French state to block Valeo boss golden parachute
The government who holds an eight percent stake in the car parts supplier will oppose the severance payment worth EUR 3.2 million to outgoing boss Thierry Morin.PARIS – The French government vowed Tuesday to oppose a 'golden parachute' for the departing boss of troubled auto supplier Valeo at the centre of a fresh row over executive perks at crisis-hit firms.
Valeo's chairman and chief executive Thierry Morin, whose departure was announced on Monday, is to receive severance payment worth EUR 3.2million, the French newspaper Liberation reported on Tuesday.
Government spokesman Luc Chatel said the state, which holds an eight percent stake in the car parts supplier, "will oppose the payment of this golden parachute at the shareholders' assembly.
"The state has helped this firm and I find this kind of remuneration shocking in the current climate," Chatel told Europe 1 radio, calling on Morin to "accept his share of responsibility".
Valeo reported a net loss of EUR 207 million in 2008 after seeing sales plunge 27 percent in the fourth quarter as the global economic crisis slashed demand for cars.

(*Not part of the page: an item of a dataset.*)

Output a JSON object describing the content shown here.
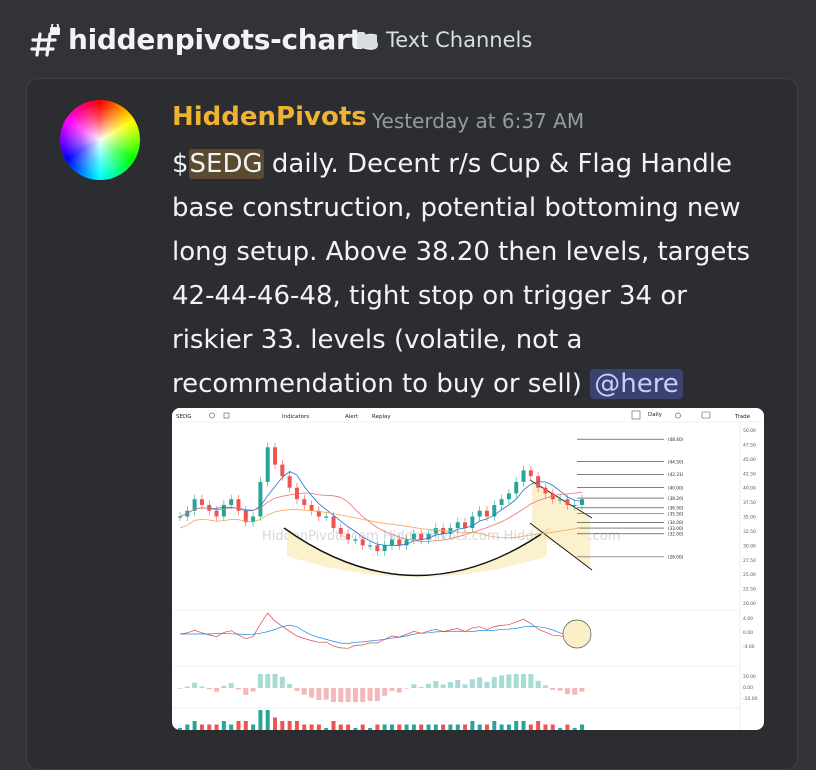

In December, the firm announced plans to cut 5,000 jobs over the coming year, including 1,600 in France. Morin ruled out renegotiating the layoff plan early this month.
Valeo's board of directors said Morin was leaving his post as chairman and chief executive "in light of strategic differences" over the firm's direction after eight years at its helm.
Morin's contract stipulates that he is entitled to a payment equal to twice his annual salary if he leaves the firm over a strategic divergence, Liberation said.
He has been temporarily replaced as chairman by Pascal Colombani and by Jacques Aschenbroich as chief executive, the company said.
The government recently took a 2.3 percent stake in Valeo via a strategic investment fund set up to help French firms weather the global crisis. State financial institution, the Caisse des Depots, holds a further six percent.